At 6.19 radians per second the 4 kg is moving .2 m * 6.19 rad/sec = 1.238 m/sec around the arc of the circle.

At 6.19 radians per second the 1 kg is moving .8 m * 6.19 rad/sec = 4.952 m/sec around the arc of the circle.

At 4.952 m/sec the 1 kg can rise 1.25 m.

One kilogram in a modified Atwood’s will accelerate a 4 kg block to 1.98 m/sec after the 1 kg has dropped 1 meter.

Okay lets go through this again: You drop a one kilograms mass to accelerate a 4 kilogram block in a modified Atwood’s.

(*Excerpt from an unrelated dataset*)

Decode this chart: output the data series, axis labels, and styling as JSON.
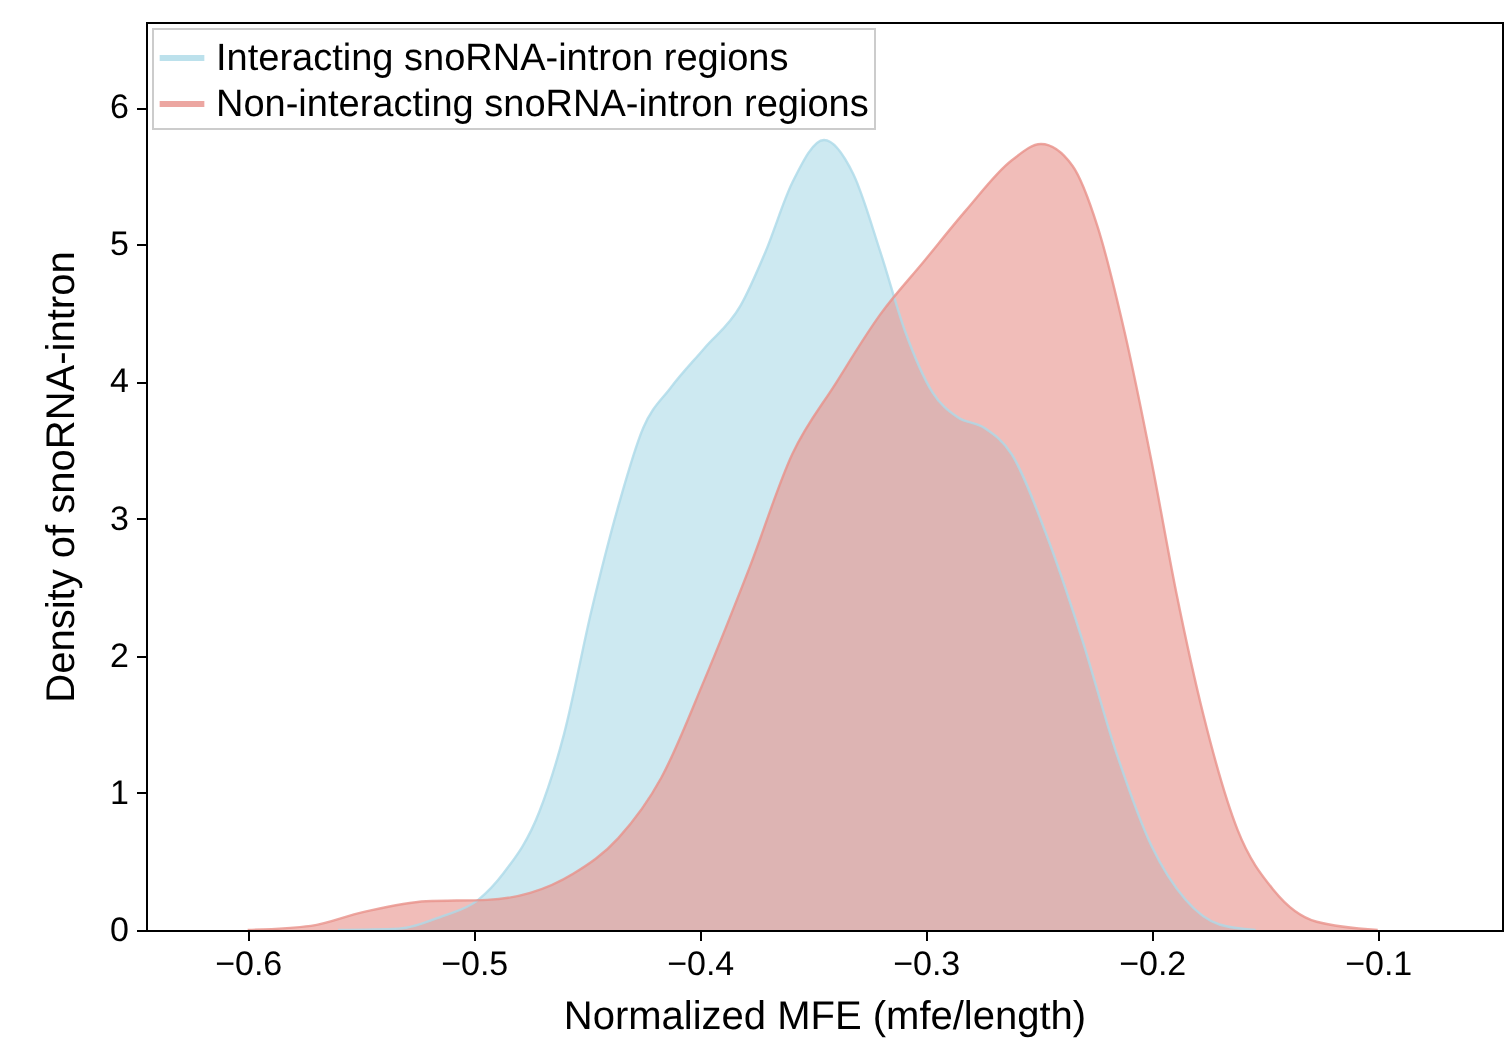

This gives you a final velocity of: the square root of (1 m * 2 * 9.81 m/sec² * 1/5) = 1.9809 m/sec

And this is 9.9045 units of momentum. Because this is 5 kg moving 1.9809 m/sec

A balanced beam that has 4 kg on one end and 1 kg on the other end; and is moving 6.19 rad/sec also has 9.9045 units of momentum.

The one kilogram on the beam has half the momentum (4.95 units) and it can rise 1.25 m.

It was dropped 1 m.

If the one kilogram had all the momentum it would rise 5 m.

Physics with George 5：Rotation about the center of mass of a system like the Moon-Earth - YouTube

#### sm0ky2

• Hero Member
• Posts: 3947
##### Re: re: energy producing experiments
« Reply #237 on: November 15, 2021, 03:50:18 AM »
2 things dilbert

1 - to get your 9 units you had to spend 10 getting the 5kg up to 60rpm

2 - to transfer all of the momentum into the 1kg mass:
you have to stop the 4kg mass…..

#### kolbacict

• Hero Member
• Posts: 1252
##### Re: re: energy producing experiments
« Reply #238 on: November 15, 2021, 01:01:27 PM »
will anytime any picture here ?

#### Delburt Phend

• Full Member
• Posts: 221
##### Re: re: energy producing experiments
« Reply #239 on: November 15, 2021, 05:48:29 PM »
smOky2 quote: 1 - to get your 9 units you had to spend 10 getting the 5kg up to 60rpm

No: it only cost 4.429 units of momentum. If you drop a one kilogram mass one meter it will have a velocity of 4.429 m/sec. To throw a one kilogram mass up one meter it will cost you 4.429 units of momentum. The one kilogram was dropped one meter.

smOky2 quote: 2 - to transfer all of the momentum into the 1kg mass:
you have to stop the 4kg mass…..

This is true. We can place this rotating beam in a horizontal plane. The 4 kilograms will have lost 7.9236 units of momentum: but it is in the same plane as that plane where it started; and it is at rest which is also how it started.

Now we have one kilogram that adds those 7.92 units of momentum to 1.98 and we have one kilogram moving (7.92 = 1.98) 9.9 m/sec and it can rise   d = ½ v²/a;  5 meters.      It was dropped one meter.

It seems possible that we can place a 4 kg block on one end of a horizontal beam and a 1 kg mass on the other end of a horizontal beam. Even though both masses are moving; I think this is doable.

As for pictures;  “Delburt Phend youtube ” shows rotating objects giving all their motion to smaller mass spheres.

And the ‘MIT Atwood’s machine’ has an input momentum of .0443 units and an output of .4624 units of momentum.    .01 kg * 4.429 m/sec    1.11 kg * .41666 m/sec

If this MIT Atwood’s was a modified Atwood’s you would have 1.100 kg moving .4166 m/sec (on a plane) and one meter away there would also be .01 kg moving .4166 m/sec. If these two masses were placed on the ends of a balanced beam; and the beam were rotating about its center of mass, then the 1.100 kg would be moving .2102 m/sec and the .01 kg would be moving 23.135 m/sec. At 23.135 m/sec the .01 kg will rise 27.255 m.

The .01 kg will rise 27.255 m and it was dropped 1 meter.

So one way to make energy is to combine a modified Atwood’s with a  rotating balanced beam.